The woman said she initially met Weinstein at the Toronto Film Festival in September 2005 and broke down in tears when asked to identify him in court.

“He is wearing a blue suit and tie, and he is staring at me,” he told the jury.

Werksman contended in his opening statement that two of the alleged victims named in the charges “just made it up” and that it was “transactional sex” for the other two women.

“You’ll see that all of these were consensual sex, or in some cases, it didn’t happen at all,” Werksman said. “Mr. Weinstein is an innocent man who is not guilty as charged in this indictment.”

Of “Jane Doe #4,” Werksman said then that she has been a leading figure in the #MeToo movement, saying that, “Otherwise, she’d be just another chump who slept with Harvey Weinstein to get ahead in Hollywood.”

Weinstein began his entertainment career as a concert promoter and then, with his brother Bob, created Miramax Films, which produced a series of “iconic and award-winning films” including “Pulp Fiction,” “The English Patient,” “Good Will hunting”. ” and “Shakespeare In Love,” among others, Thompson said in the opening statement from the prosecution.

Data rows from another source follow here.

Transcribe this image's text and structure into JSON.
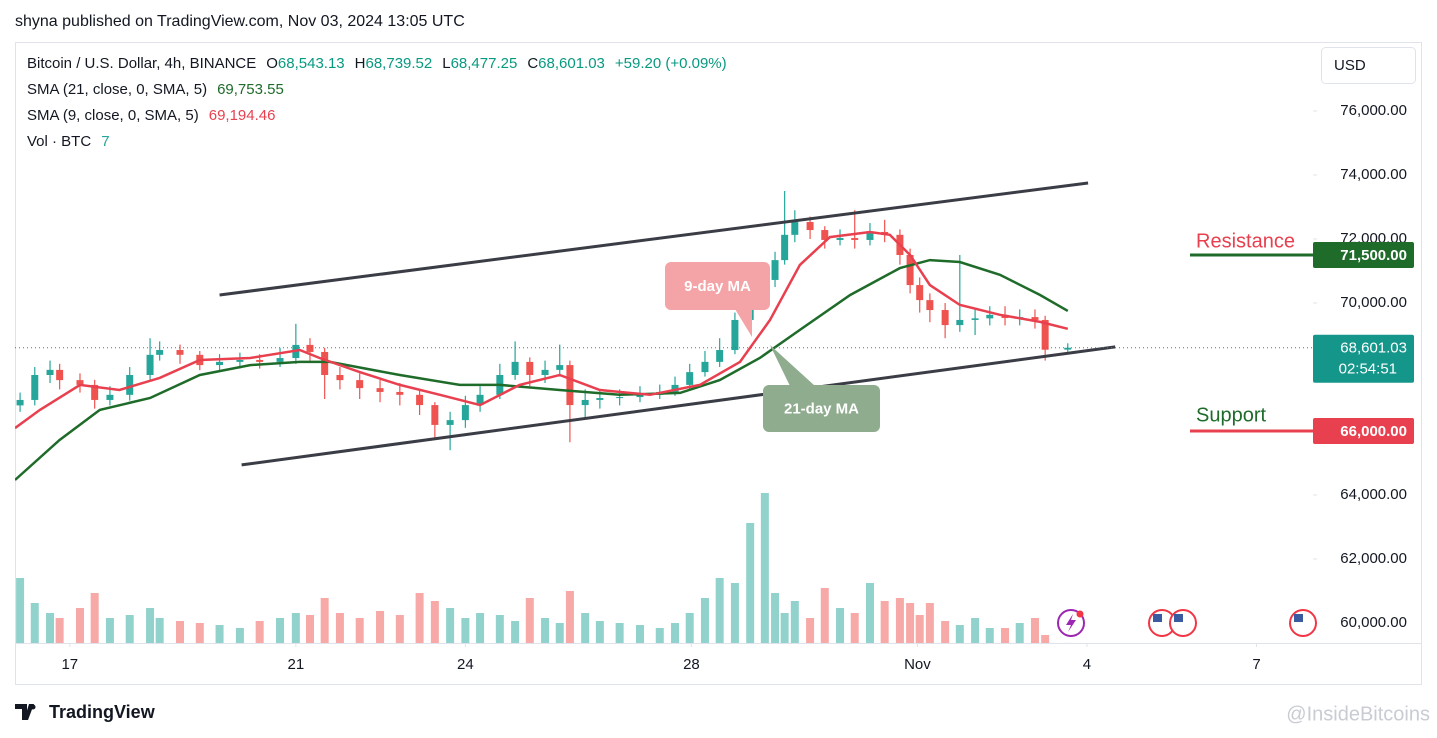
{
  "header": {
    "publisher": "shyna published on TradingView.com, Nov 03, 2024 13:05 UTC"
  },
  "legend": {
    "symbol": "Bitcoin / U.S. Dollar, 4h, BINANCE",
    "ohlc": [
      {
        "key": "O",
        "value": "68,543.13"
      },
      {
        "key": "H",
        "value": "68,739.52"
      },
      {
        "key": "L",
        "value": "68,477.25"
      },
      {
        "key": "C",
        "value": "68,601.03"
      }
    ],
    "change": "+59.20 (+0.09%)",
    "studies": [
      {
        "name": "SMA (21, close, 0, SMA, 5)",
        "value": "69,753.55"
      },
      {
        "name": "SMA (9, close, 0, SMA, 5)",
        "value": "69,194.46"
      }
    ],
    "volume_name": "Vol · BTC"
  },
  "currency": "USD",
  "footer": {
    "brand": "TradingView",
    "watermark": "@InsideBitcoins"
  },
  "chart_data": {
    "type": "candlestick",
    "up_color": "#26a69a",
    "down_color": "#ef5350",
    "x": [
      -0.88,
      -0.62,
      -0.35,
      -0.18,
      0.18,
      0.44,
      0.71,
      1.06,
      1.42,
      1.59,
      1.95,
      2.3,
      2.65,
      3.01,
      3.36,
      3.72,
      4.0,
      4.25,
      4.51,
      4.78,
      5.13,
      5.49,
      5.84,
      6.19,
      6.46,
      6.73,
      7.0,
      7.26,
      7.61,
      7.88,
      8.14,
      8.41,
      8.67,
      8.85,
      9.12,
      9.38,
      9.73,
      10.09,
      10.44,
      10.71,
      10.97,
      11.24,
      11.5,
      11.77,
      12.04,
      12.3,
      12.48,
      12.65,
      12.83,
      13.1,
      13.36,
      13.63,
      13.89,
      14.16,
      14.42,
      14.69,
      14.87,
      15.04,
      15.22,
      15.49,
      15.75,
      16.02,
      16.28,
      16.55,
      16.81,
      17.08,
      17.26,
      17.66
    ],
    "open": [
      66800,
      66970,
      67750,
      67910,
      67590,
      67440,
      66970,
      67130,
      67750,
      68380,
      68530,
      68380,
      68060,
      68160,
      68220,
      68160,
      68280,
      68690,
      68470,
      67750,
      67590,
      67340,
      67220,
      67130,
      66810,
      66190,
      66340,
      66810,
      67130,
      67750,
      68160,
      67750,
      67910,
      68060,
      66810,
      66970,
      67030,
      67060,
      67130,
      67220,
      67440,
      67840,
      68160,
      68530,
      69470,
      70090,
      70720,
      71340,
      72130,
      72530,
      72280,
      71970,
      72030,
      71970,
      72220,
      72130,
      71500,
      70560,
      70090,
      69780,
      69310,
      69470,
      69520,
      69630,
      69530,
      69560,
      69470,
      68543.13
    ],
    "high": [
      67200,
      68000,
      68200,
      68100,
      67800,
      67600,
      67400,
      68000,
      68900,
      68800,
      68700,
      68500,
      68400,
      68450,
      68400,
      68600,
      69350,
      68900,
      68600,
      68000,
      67800,
      67600,
      67500,
      67300,
      66900,
      66600,
      67100,
      67400,
      68100,
      68800,
      68300,
      68200,
      68700,
      68200,
      67300,
      67300,
      67300,
      67400,
      67450,
      67700,
      68100,
      68500,
      68900,
      69700,
      70400,
      71000,
      71600,
      73500,
      72900,
      72700,
      72400,
      72300,
      72900,
      72500,
      72600,
      72300,
      71700,
      70800,
      70300,
      70000,
      71500,
      69800,
      69900,
      69900,
      69800,
      69800,
      69600,
      68739.52
    ],
    "low": [
      66600,
      66800,
      67500,
      67300,
      67200,
      66700,
      66800,
      66950,
      67600,
      68200,
      68100,
      67900,
      67900,
      67950,
      67950,
      68000,
      68100,
      68200,
      67000,
      67300,
      67000,
      66900,
      66800,
      66500,
      65800,
      65400,
      66100,
      66600,
      67000,
      67600,
      67400,
      67500,
      67700,
      65650,
      66400,
      66700,
      66800,
      66900,
      67000,
      67100,
      67300,
      67700,
      68000,
      68400,
      69300,
      69900,
      70500,
      71200,
      71900,
      72000,
      71700,
      71800,
      71700,
      71800,
      71900,
      71200,
      70300,
      69700,
      69400,
      68900,
      69100,
      69000,
      69300,
      69300,
      69300,
      69200,
      68200,
      68477.25
    ],
    "close": [
      66970,
      67750,
      67910,
      67590,
      67440,
      66970,
      67130,
      67750,
      68380,
      68530,
      68380,
      68060,
      68160,
      68220,
      68160,
      68280,
      68690,
      68470,
      67750,
      67590,
      67340,
      67220,
      67130,
      66810,
      66190,
      66340,
      66810,
      67130,
      67750,
      68160,
      67750,
      67910,
      68060,
      66810,
      66970,
      67030,
      67060,
      67130,
      67220,
      67440,
      67840,
      68160,
      68530,
      69470,
      70090,
      70720,
      71340,
      72130,
      72530,
      72280,
      71970,
      72030,
      71970,
      72220,
      72130,
      71500,
      70560,
      70090,
      69780,
      69310,
      69470,
      69520,
      69630,
      69530,
      69560,
      69470,
      68540,
      68601.03
    ],
    "volume": [
      6500,
      4000,
      3000,
      2500,
      3500,
      5000,
      2500,
      2800,
      3500,
      2500,
      2200,
      2000,
      1800,
      1500,
      2200,
      2500,
      3000,
      2800,
      4500,
      3000,
      2500,
      3200,
      2800,
      5000,
      4200,
      3500,
      2500,
      3000,
      2800,
      2200,
      4500,
      2500,
      2000,
      5200,
      3000,
      2200,
      2000,
      1800,
      1500,
      2000,
      3000,
      4500,
      6500,
      6000,
      12000,
      15000,
      5000,
      3000,
      4200,
      2500,
      5500,
      3500,
      3000,
      6000,
      4200,
      4500,
      4000,
      2800,
      4000,
      2200,
      1800,
      2500,
      1500,
      1500,
      2000,
      2500,
      800,
      7
    ],
    "volume_lim": [
      0,
      20000
    ],
    "series": [
      {
        "name": "SMA 21",
        "color": "#1e6b2a",
        "x": [
          -0.97,
          -0.18,
          0.53,
          1.42,
          2.3,
          3.19,
          4.07,
          4.6,
          5.84,
          6.9,
          7.61,
          8.67,
          9.73,
          10.8,
          11.5,
          12.21,
          12.92,
          13.81,
          14.69,
          15.22,
          15.75,
          16.46,
          17.17,
          17.66
        ],
        "values": [
          64470,
          65720,
          66660,
          67030,
          67750,
          68060,
          68160,
          68160,
          67750,
          67440,
          67440,
          67280,
          67130,
          67190,
          67590,
          68280,
          69160,
          70250,
          71090,
          71340,
          71280,
          70880,
          70250,
          69753.55
        ]
      },
      {
        "name": "SMA 9",
        "color": "#e8404f",
        "x": [
          -0.97,
          -0.53,
          0.18,
          0.88,
          1.59,
          2.3,
          3.19,
          4.07,
          4.42,
          5.13,
          5.84,
          6.55,
          7.26,
          7.96,
          8.67,
          9.38,
          10.27,
          11.15,
          11.86,
          12.39,
          12.92,
          13.45,
          14.16,
          14.51,
          14.87,
          15.22,
          15.75,
          16.46,
          17.17,
          17.66
        ],
        "values": [
          66090,
          66660,
          67440,
          67280,
          67660,
          68220,
          68280,
          68530,
          68280,
          67840,
          67440,
          67130,
          66810,
          67440,
          67750,
          67280,
          67130,
          67440,
          68160,
          69470,
          71190,
          72060,
          72220,
          72130,
          71500,
          70560,
          69940,
          69630,
          69410,
          69194.46
        ]
      }
    ],
    "trend_lines": [
      {
        "color": "#3a3d45",
        "x": [
          2.65,
          18.02
        ],
        "y": [
          70250,
          73750
        ]
      },
      {
        "color": "#3a3d45",
        "x": [
          3.04,
          18.5
        ],
        "y": [
          64940,
          68630
        ]
      }
    ],
    "levels": [
      {
        "name": "Resistance",
        "value": 71500,
        "value_label": "71,500.00",
        "line_color": "#1e6b2a",
        "text_color": "#e8404f"
      },
      {
        "name": "Support",
        "value": 66000,
        "value_label": "66,000.00",
        "line_color": "#e8404f",
        "text_color": "#1e6b2a"
      }
    ],
    "callouts": [
      {
        "text": "9-day MA",
        "color": "#f4a3a6"
      },
      {
        "text": "21-day MA",
        "color": "#8fac8f"
      }
    ],
    "last_price": {
      "value": 68601.03,
      "label": "68,601.03",
      "countdown": "02:54:51",
      "color": "#15968a"
    },
    "xlim": [
      -0.97,
      22.0
    ],
    "xticks": [
      {
        "value": 0,
        "label": "17"
      },
      {
        "value": 4,
        "label": "21"
      },
      {
        "value": 7,
        "label": "24"
      },
      {
        "value": 11,
        "label": "28"
      },
      {
        "value": 15,
        "label": "Nov"
      },
      {
        "value": 18,
        "label": "4"
      },
      {
        "value": 21,
        "label": "7"
      }
    ],
    "ylim": [
      59375,
      78156
    ],
    "yticks": [
      {
        "value": 60000,
        "label": "60,000.00"
      },
      {
        "value": 62000,
        "label": "62,000.00"
      },
      {
        "value": 64000,
        "label": "64,000.00"
      },
      {
        "value": 66000,
        "label": "66,000.00"
      },
      {
        "value": 68000,
        "label": "68,000.00"
      },
      {
        "value": 70000,
        "label": "70,000.00"
      },
      {
        "value": 72000,
        "label": "72,000.00"
      },
      {
        "value": 74000,
        "label": "74,000.00"
      },
      {
        "value": 76000,
        "label": "76,000.00"
      }
    ],
    "grid": false
  }
}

The movies launched the careers of Matt Damon, Ben Affleck, Quentin Tarantino and Gwyneth Paltrow, according to the prosecutor.

Weinstein’s lawyer responded that the allegations “can be directly attributed to the #MeToo movement” and said his client “became the epicenter of the #MeToo movement.”

Werksman told jurors that Weinstein’s accusers were “women who voluntarily played the game by the then-enforced rules” and now “claim they were raped and sexually assaulted.”

“He is not Brad Pitt or George Clooney. He’s not hot,” Weinstein’s lawyer said. “They had sex with him because he was powerful…”

Weinstein was extradited from New York, where he was convicted of raping an aspiring actress and a criminal sex act against a former production assistant. The state supreme court has since agreed to hear his appeal related to that case.

He remains behind bars.

The City News Service contributed to this article.